Nothing could ruin my mood that day. It had officially been 72 hours, I was finally going home. I was free. I smiled up at her and asked what she wanted to talk about.  She looked at me solemnly and said “I don’t know if you’re going home today. We still have some work to do.” My heart dropped. I stared at her in shock and followed her to the conference room. I sat down at the table, where Dr. Miller was already waiting for us. The caseworker then went on to explain that, even though they both agreed I was indeed not a harm to myself or others, I had to stay a little longer because my caseworker had not been able to find outpatient care for me. Apparently, the three days I was there, she had only made two calls, one to a psychologist and one to a psychiatrist, and they had not answered. I was bawling my eyes out at that point, barely able to breathe. We all agreed to drop the conversation until my aunt arrived.
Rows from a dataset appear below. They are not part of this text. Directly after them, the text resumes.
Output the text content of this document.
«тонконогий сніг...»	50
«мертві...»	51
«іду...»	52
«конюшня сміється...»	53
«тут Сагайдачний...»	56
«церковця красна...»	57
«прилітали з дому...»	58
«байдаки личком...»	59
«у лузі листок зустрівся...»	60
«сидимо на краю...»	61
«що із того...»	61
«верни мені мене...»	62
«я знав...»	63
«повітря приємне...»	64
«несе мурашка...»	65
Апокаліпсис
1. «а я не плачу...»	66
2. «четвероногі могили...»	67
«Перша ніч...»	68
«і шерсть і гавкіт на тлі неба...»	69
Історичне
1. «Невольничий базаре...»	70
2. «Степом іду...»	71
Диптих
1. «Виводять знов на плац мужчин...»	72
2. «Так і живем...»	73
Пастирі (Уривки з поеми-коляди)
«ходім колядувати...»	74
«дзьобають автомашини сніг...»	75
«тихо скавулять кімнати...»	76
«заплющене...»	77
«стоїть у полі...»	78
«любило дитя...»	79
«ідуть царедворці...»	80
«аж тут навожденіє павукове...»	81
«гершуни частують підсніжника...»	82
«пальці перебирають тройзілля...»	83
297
An hour later, my aunt showed up and we all went back into the conference room. I asked the doctor how I could possibly be held here if they knew I was not a harm to myself. It did not seem legal. Dr. Miller then explained that if I did not agree to retract my contract, she would take me to court. I sat in shocked silence. This could not be happening; how was I continuing to be punished for someone else’s mistakes? She then continued to threaten me saying I could not leave until the court case was over, and it would take up to eighteen days just for the paperwork to be filed. This was the last thing I wanted to happen. I talked it over with my aunt for a minute and we decided it would be best for me to retract the contract. I signed the new paperwork and then turned to my caseworker. I asked her how she planned to ensure that I will be released as soon as possible. She looked me in the eye and said she would not make any more calls. She would wait until the two people called her back, and she could not guarantee that happening. She said I was free to do my own research and find my own doctors. My aunt stepped in at this point and asked how I was supposed to do that, I did not have access to my computer. Dr. Miller then admitted at that point that she never actually wrote the permission note to give me access to my laptop. My aunt insisted that she write and submit it right then and there. 

After the meeting, my aunt and I came up with a plan. She called my sister, who we were both in contact with the entire time, and we all agreed to share an excel sheet of every available psychiatrist and psychologist in the area. We split the sheet into thirds and spent the next day making calls. After each of us calling around twenty offices, I finally got two appointments for a week from then. Now, I just had to wait for the doctors to call the hospital and confirm our meetings. 

It took three more days, but finally, my caseworker called me into the conference room. “You’ve clearly done a lot of work in the past few days. A psychiatrist and psychologist have confirmed your appointments. We already called your aunt, she’s coming to pick you up at lunchtime.” 

Finally, I was leaving. For the first time in a long time, I felt like I had control of my life. Looking back now, a little over a year later, I can see the way this traumatizing experience has helped me. It put me on the right track, and started a comprehensive treatment plan to help me get through every day.  Most importantly, it forced me to ask for help from people I never thought I would. A strong support team formed from that experience, and I know now I can reach out to my aunt, my boyfriend, or my sister and they will drop everything to help me. Because of the supports created there, my mental health has made a complete 180 and I am genuinely happy for the first time in a decade. It taught me a lesson that I desperately needed to learn: even in the darkest tunnels, there is always a light at the end.